Each page of the Happy Self Journal features a quote or an affirmation, as well as mindfulness challenges and emojis that kids are encouraged to circle to illustrate their feelings on the day.
“This all helps to prompt really good conversations with the parents. Children feel they can talk more openly about the things that have affected throughout the day. It’s proven to be a good method of uncovering revelations about bullying, or alleviating worries and stresses,” says Geens. “On top of that, it’s really lovely quality, so that kids will want to cherish it and make it special to them.”
It’s with a certain degree of thanks to the high profile media around mental health awareness that mindfulness is coming into its own. Schools are beginning to bring wellness into the curriculum and into daily classroom routines, while it helps that individuals like the Duke and Dutchess of Cambridge are themselves stimulating conversation around the topic and helping to bring it into the open, free of its stigma.
Meanwhile, reception to the Happy Self Journal, has been nothing short of “amazing,” and the book is currently enjoying a popularity that has put the business well on course for further expansion, including the publication of its seventh language edition, a teen edition, and further product ideas that Geens is confident will all come into fruition this year.
It’s a similar story for Collins’ Max Mindpower which has been at the centre of ‘phenomenal response’ from consumers and retailers alike.

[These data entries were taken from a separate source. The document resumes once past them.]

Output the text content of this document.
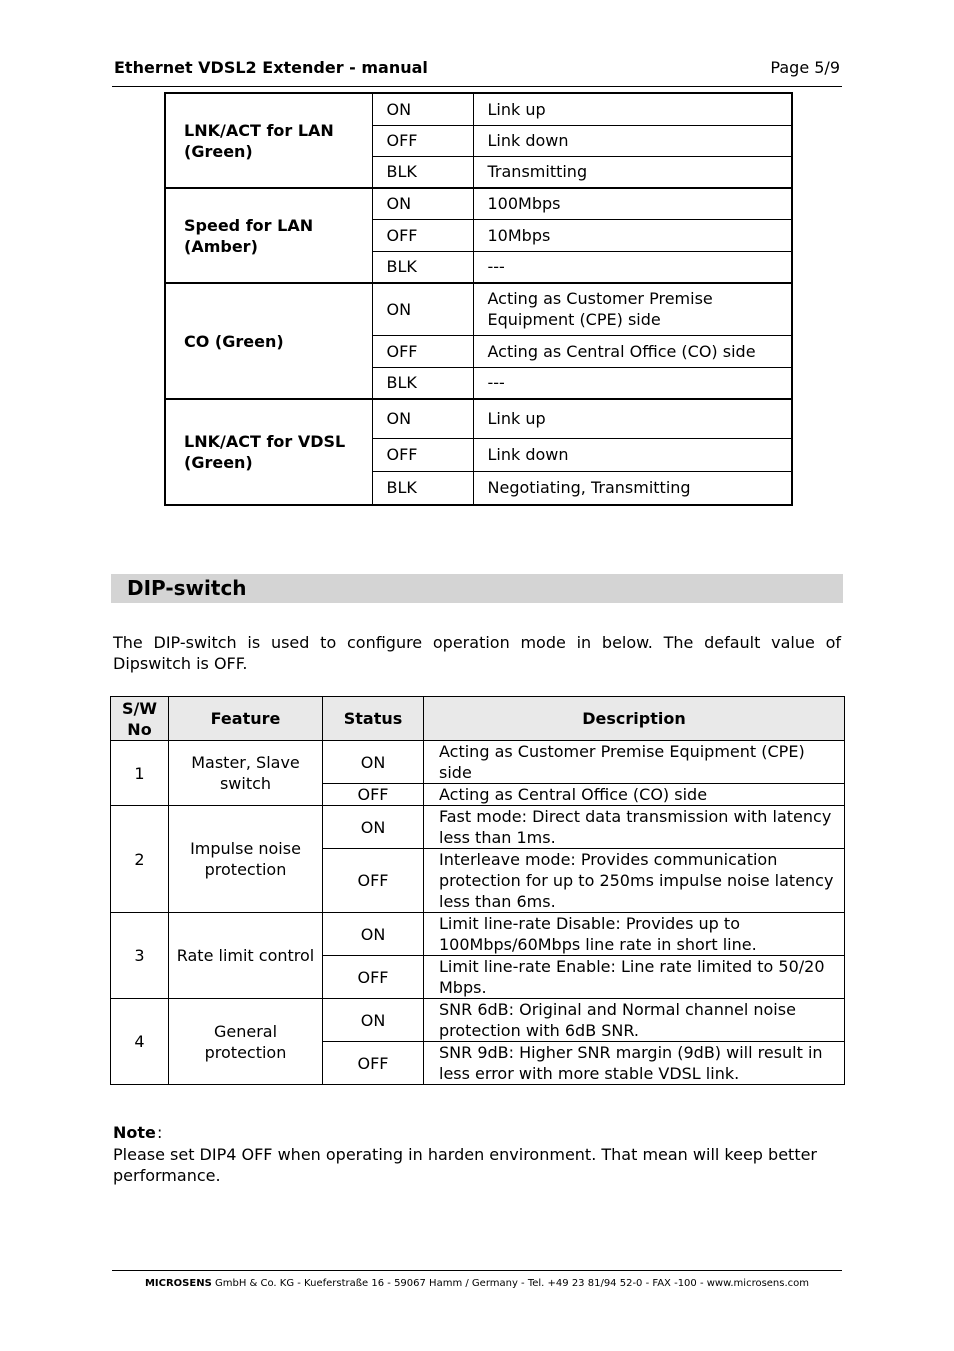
Ethernet VDSL2 Extender - manual	Page 5/9
LNK/ACT for LAN (Green)	ON	Link up
	OFF	Link down
	BLK	Transmitting
Speed for LAN (Amber)	ON	100Mbps
	OFF	10Mbps
	BLK	---
CO (Green)	ON	Acting as Customer Premise Equipment (CPE) side
	OFF	Acting as Central Office (CO) side
	BLK	---
LNK/ACT for VDSL (Green)	ON	Link up
	OFF	Link down
	BLK	Negotiating, Transmitting
DIP-switch
The DIP-switch is used to configure operation mode in below. The default value of Dipswitch is OFF.
S/W No	Feature	Status	Description
1	Master, Slave switch	ON	Acting as Customer Premise Equipment (CPE) side
		OFF	Acting as Central Office (CO) side
2	Impulse noise protection	ON	Fast mode: Direct data transmission with latency less than 1ms.
		OFF	Interleave mode: Provides communication protection for up to 250ms impulse noise latency less than 6ms.
3	Rate limit control	ON	Limit line-rate Disable: Provides up to 100Mbps/60Mbps line rate in short line.
		OFF	Limit line-rate Enable: Line rate limited to 50/20 Mbps.
4	General protection	ON	SNR 6dB: Original and Normal channel noise protection with 6dB SNR.
		OFF	SNR 9dB: Higher SNR margin (9dB) will result in less error with more stable VDSL link.
Note :
Please set DIP4 OFF when operating in harden environment. That mean will keep better performance.
MICROSENS GmbH & Co. KG - Kueferstraße 16 - 59067 Hamm / Germany - Tel. +49 23 81/94 52-0 - FAX -100 - www.microsens.com
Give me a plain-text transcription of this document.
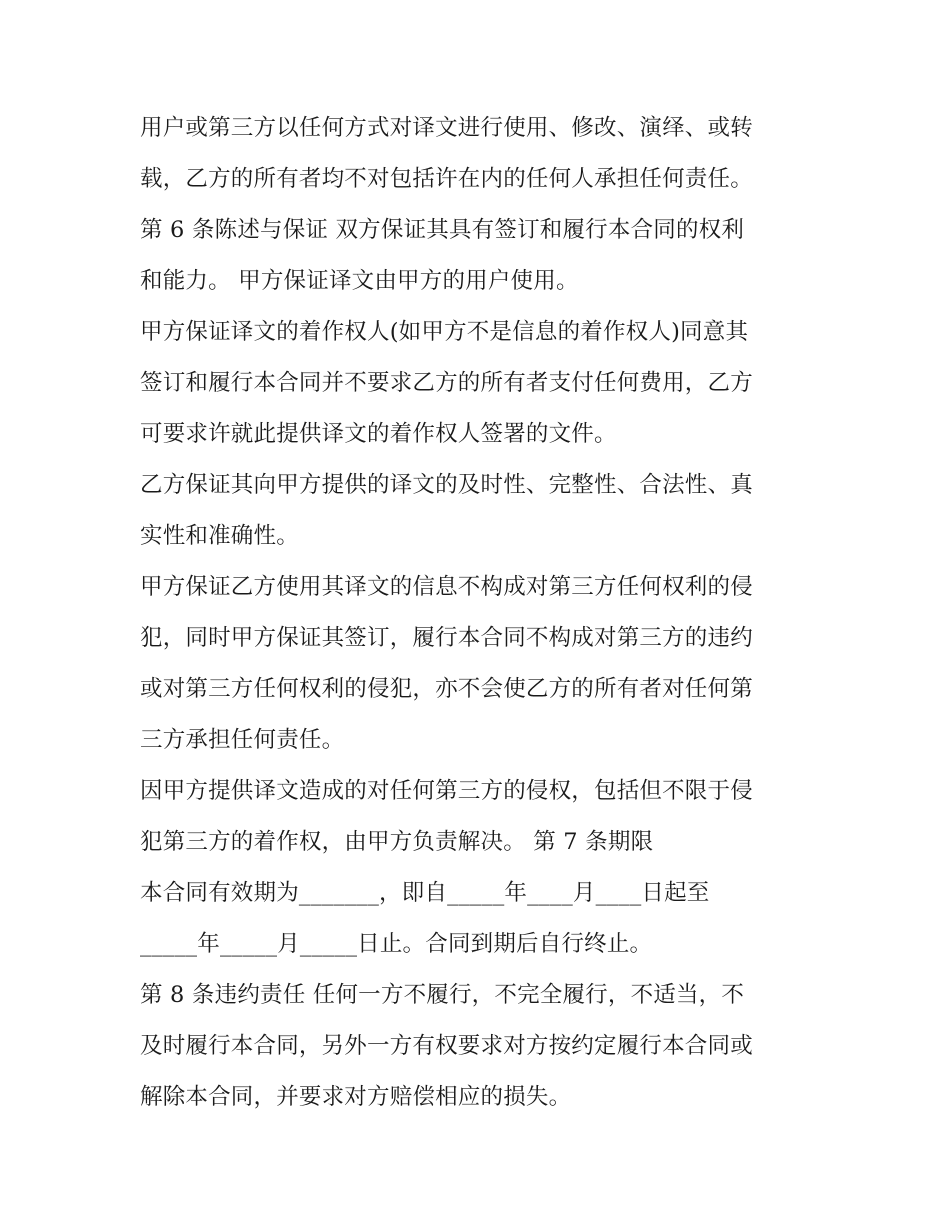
用户或第三方以任何方式对译文进行使用、修改、演绎、或转
载，乙方的所有者均不对包括许在内的任何人承担任何责任。
第 6 条陈述与保证 双方保证其具有签订和履行本合同的权利
和能力。 甲方保证译文由甲方的用户使用。
甲方保证译文的着作权人(如甲方不是信息的着作权人)同意其
签订和履行本合同并不要求乙方的所有者支付任何费用，乙方
可要求许就此提供译文的着作权人签署的文件。
乙方保证其向甲方提供的译文的及时性、完整性、合法性、真
实性和准确性。
甲方保证乙方使用其译文的信息不构成对第三方任何权利的侵
犯，同时甲方保证其签订，履行本合同不构成对第三方的违约
或对第三方任何权利的侵犯，亦不会使乙方的所有者对任何第
三方承担任何责任。
因甲方提供译文造成的对任何第三方的侵权，包括但不限于侵
犯第三方的着作权，由甲方负责解决。 第 7 条期限
本合同有效期为_______，即自_____年____月____日起至
_____年_____月_____日止。合同到期后自行终止。
第 8 条违约责任 任何一方不履行，不完全履行，不适当，不
及时履行本合同，另外一方有权要求对方按约定履行本合同或
解除本合同，并要求对方赔偿相应的损失。
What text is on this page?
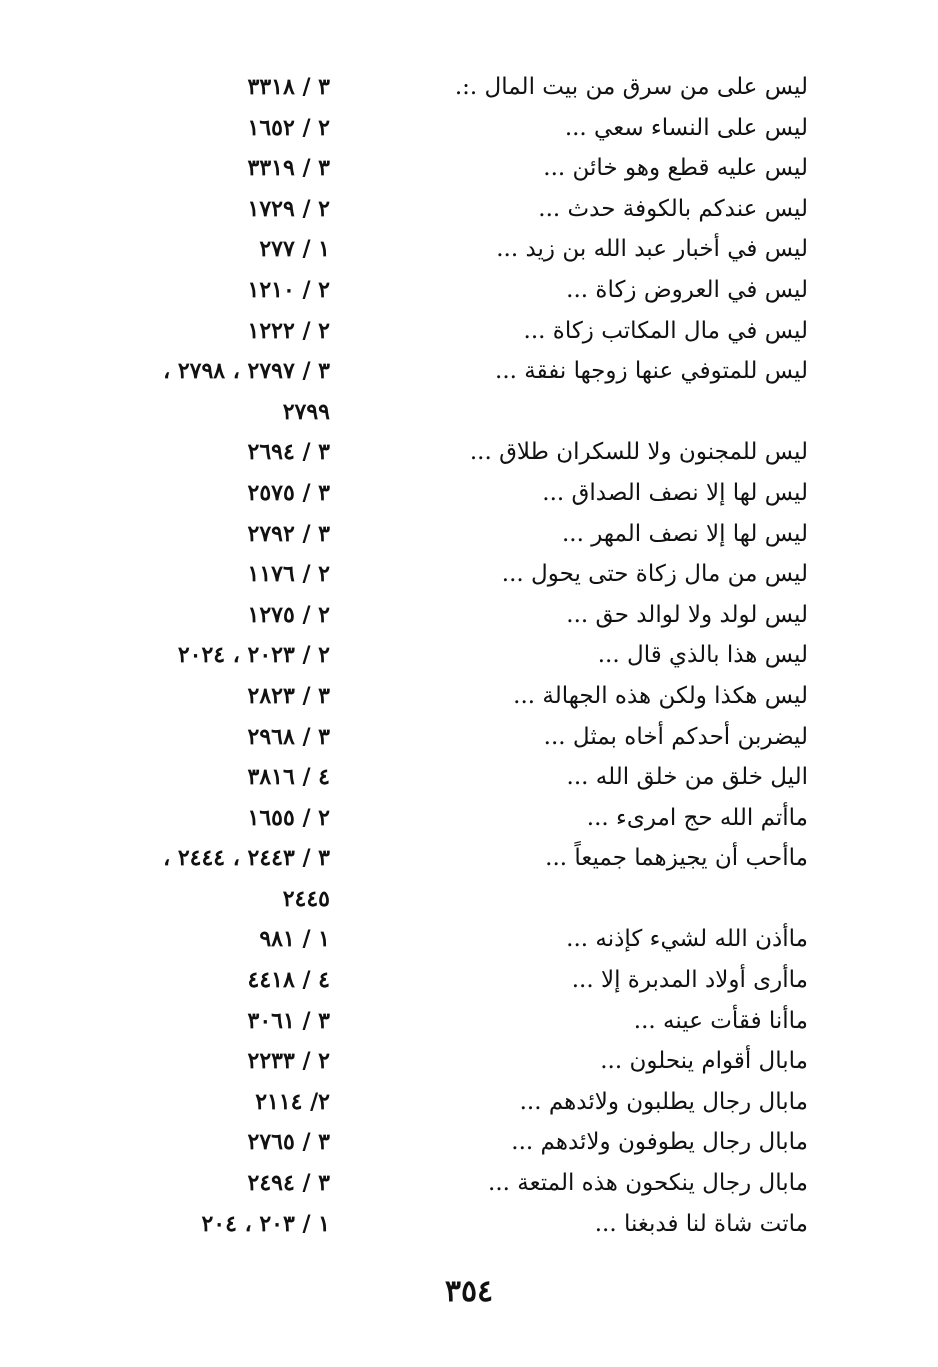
ليس على من سرق من بيت المال .:.
٣ / ٣٣١٨
ليس على النساء سعي ...
٢ / ١٦٥٢
ليس عليه قطع وهو خائن ...
٣ / ٣٣١٩
ليس عندكم بالكوفة حدث ...
٢ / ١٧٢٩
ليس في أخبار عبد الله بن زيد ...
١ / ٢٧٧
ليس في العروض زكاة ...
٢ / ١٢١٠
ليس في مال المكاتب زكاة ...
٢ / ١٢٢٢
ليس للمتوفي عنها زوجها نفقة ...
٣ / ٢٧٩٧ ، ٢٧٩٨ ،
٢٧٩٩
ليس للمجنون ولا للسكران طلاق ...
٣ / ٢٦٩٤
ليس لها إلا نصف الصداق ...
٣ / ٢٥٧٥
ليس لها إلا نصف المهر ...
٣ / ٢٧٩٢
ليس من مال زكاة حتى يحول ...
٢ / ١١٧٦
ليس لولد ولا لوالد حق ...
٢ / ١٢٧٥
ليس هذا بالذي قال ...
٢ / ٢٠٢٣ ، ٢٠٢٤
ليس هكذا ولكن هذه الجهالة ...
٣ / ٢٨٢٣
ليضربن أحدكم أخاه بمثل ...
٣ / ٢٩٦٨
اليل خلق من خلق الله ...
٤ / ٣٨١٦
ماأتم الله حج امرىء ...
٢ / ١٦٥٥
ماأحب أن يجيزهما جميعاً ...
٣ / ٢٤٤٣ ، ٢٤٤٤ ،
٢٤٤٥
ماأذن الله لشيء كإذنه ...
١ / ٩٨١
ماأرى أولاد المدبرة إلا ...
٤ / ٤٤١٨
ماأنا فقأت عينه ...
٣ / ٣٠٦١
مابال أقوام ينحلون ...
٢ / ٢٢٣٣
مابال رجال يطلبون ولائدهم ...
٢/ ٢١١٤
مابال رجال يطوفون ولائدهم ...
٣ / ٢٧٦٥
مابال رجال ينكحون هذه المتعة ...
٣ / ٢٤٩٤
ماتت شاة لنا فدبغنا ...
١ / ٢٠٣ ، ٢٠٤
٣٥٤
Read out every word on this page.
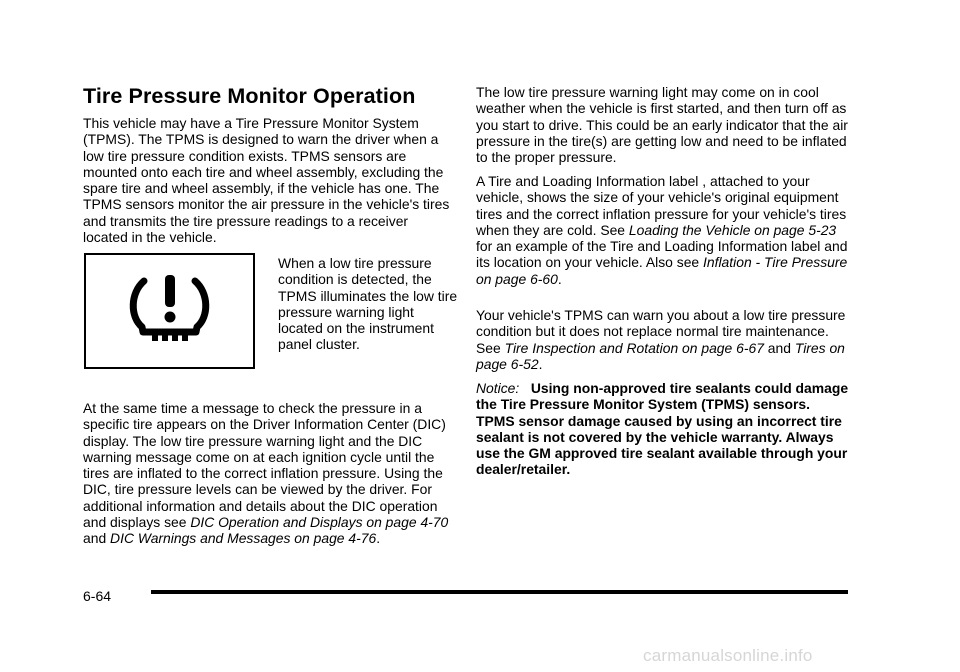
Tire Pressure Monitor Operation

This vehicle may have a Tire Pressure Monitor System (TPMS). The TPMS is designed to warn the driver when a low tire pressure condition exists. TPMS sensors are mounted onto each tire and wheel assembly, excluding the spare tire and wheel assembly, if the vehicle has one. The TPMS sensors monitor the air pressure in the vehicle's tires and transmits the tire pressure readings to a receiver located in the vehicle.

When a low tire pressure condition is detected, the TPMS illuminates the low tire pressure warning light located on the instrument panel cluster.

At the same time a message to check the pressure in a specific tire appears on the Driver Information Center (DIC) display. The low tire pressure warning light and the DIC warning message come on at each ignition cycle until the tires are inflated to the correct inflation pressure. Using the DIC, tire pressure levels can be viewed by the driver. For additional information and details about the DIC operation and displays see DIC Operation and Displays on page 4-70 and DIC Warnings and Messages on page 4-76.

The low tire pressure warning light may come on in cool weather when the vehicle is first started, and then turn off as you start to drive. This could be an early indicator that the air pressure in the tire(s) are getting low and need to be inflated to the proper pressure.

A Tire and Loading Information label , attached to your vehicle, shows the size of your vehicle's original equipment tires and the correct inflation pressure for your vehicle's tires when they are cold. See Loading the Vehicle on page 5-23 for an example of the Tire and Loading Information label and its location on your vehicle. Also see Inflation - Tire Pressure on page 6-60.

Your vehicle's TPMS can warn you about a low tire pressure condition but it does not replace normal tire maintenance. See Tire Inspection and Rotation on page 6-67 and Tires on page 6-52.

Notice: Using non-approved tire sealants could damage the Tire Pressure Monitor System (TPMS) sensors. TPMS sensor damage caused by using an incorrect tire sealant is not covered by the vehicle warranty. Always use the GM approved tire sealant available through your dealer/retailer.

6-64
carmanualsonline.info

“It’s actually overwhelming,” exclaims Collins. “In terms of retailers, we have some that champion and support us so much, but the consumer reaction is the best. We often get emails, letters, and videos from people letting us know the difference it has made to their children. We are so grateful that people take the time to write to us, and they probably have no idea how much getting these responses means to us.”
Fair to say that the move towards wellness among the modern day consumer is pretty apparent. And it’s with thanks to the likes of Max Mindpower, the Happy Self Journal, and Mattel’s partnership with the Headspace app, that it’s become a very credible movement for the toy space to embrace.